A large number of women with serious complications due to the implant had contacted Slater and Gordon, which hopes to take the case to court on their behalf before the end of the year, lawyer Ebony Birchall said.
She said more women are likely to have suffered in silence because they do not know their symptoms are related to the device.
Essure is a permanent contraceptive implant made of a metal coil which expands to anchor the device in the fallopian tube. It has been known to corrode, exposing women to nickel poisoning.
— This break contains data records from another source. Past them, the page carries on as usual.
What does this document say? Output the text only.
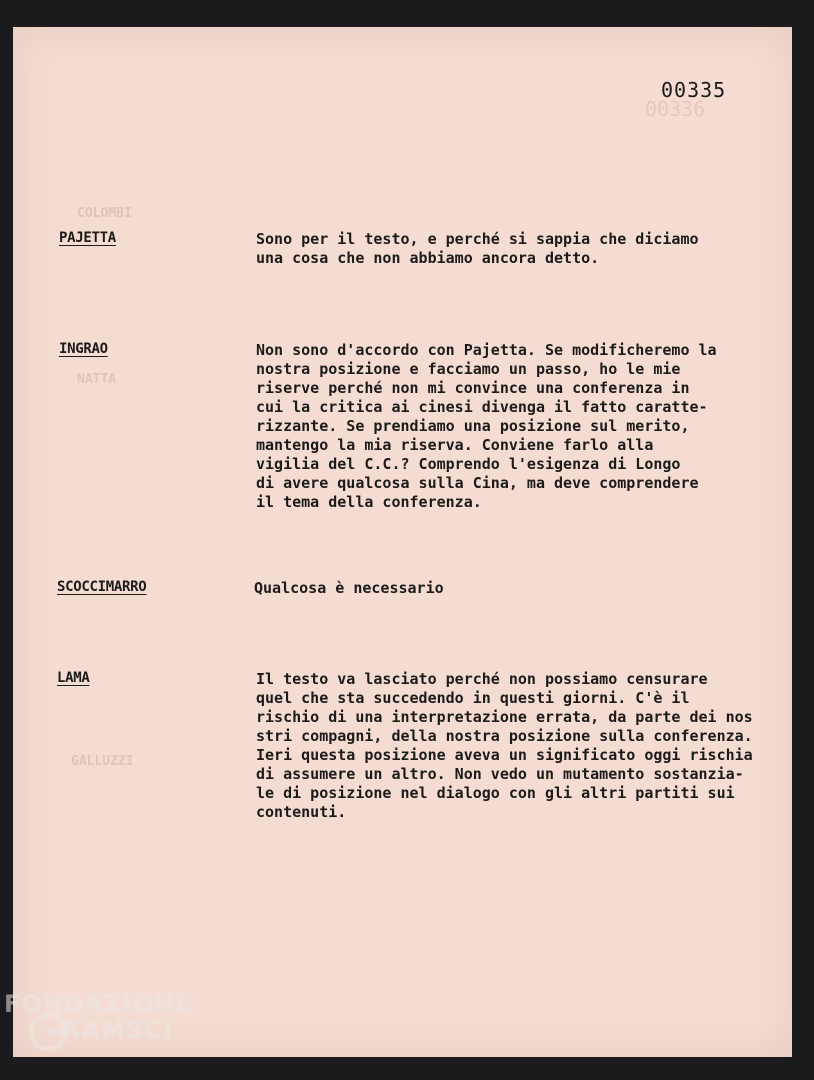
00336
COLOMBI
NATTA
GALLUZZI
00335
PAJETTA	Sono per il testo, e perché si sappia che diciamo
una cosa che non abbiamo ancora detto.
INGRAO	Non sono d'accordo con Pajetta. Se modificheremo la
nostra posizione e facciamo un passo, ho le mie
riserve perché non mi convince una conferenza in
cui la critica ai cinesi divenga il fatto caratte-
rizzante. Se prendiamo una posizione sul merito,
mantengo la mia riserva. Conviene farlo alla
vigilia del C.C.? Comprendo l'esigenza di Longo
di avere qualcosa sulla Cina, ma deve comprendere
il tema della conferenza.
SCOCCIMARRO	Qualcosa è necessario
LAMA	Il testo va lasciato perché non possiamo censurare
quel che sta succedendo in questi giorni. C'è il
rischio di una interpretazione errata, da parte dei nos
stri compagni, della nostra posizione sulla conferenza.
Ieri questa posizione aveva un significato oggi rischia
di assumere un altro. Non vedo un mutamento sostanzia-
le di posizione nel dialogo con gli altri partiti sui
contenuti.
FONDAZIONE
RAMSCI
Onlus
It has been reported to cause complications including irregular menstrual bleeding, pelvic or abdominal inflammation and pain, pain during intercourse, reduced libido, stiffness and muscle pain, and symptoms including fatigue, hair loss and rashes.
"For most women, the only solution has been to have a complete hysterectomy," Birschall said in a statement.
"We are always saddened to hear of anyone experiencing an adverse event with any medical device," a Bayer spokeswoman told Australian broadcaster ABC.
The implant has been recalled from sale around the world. Local media said up to 5,000 Australian women may have received the implant.
One of the victims is Tanya Davidson, a stay-at-home mother of four young children, who battled what she termed "eight years of hell" after receiving the implant, according to Slater and Gordon. She suffered hair loss, chronic fatigue, severe menstrual bleeding and ovarian pain.
"For years doctors told me that the symptoms were in my head and that they couldn't be related to the device," she said.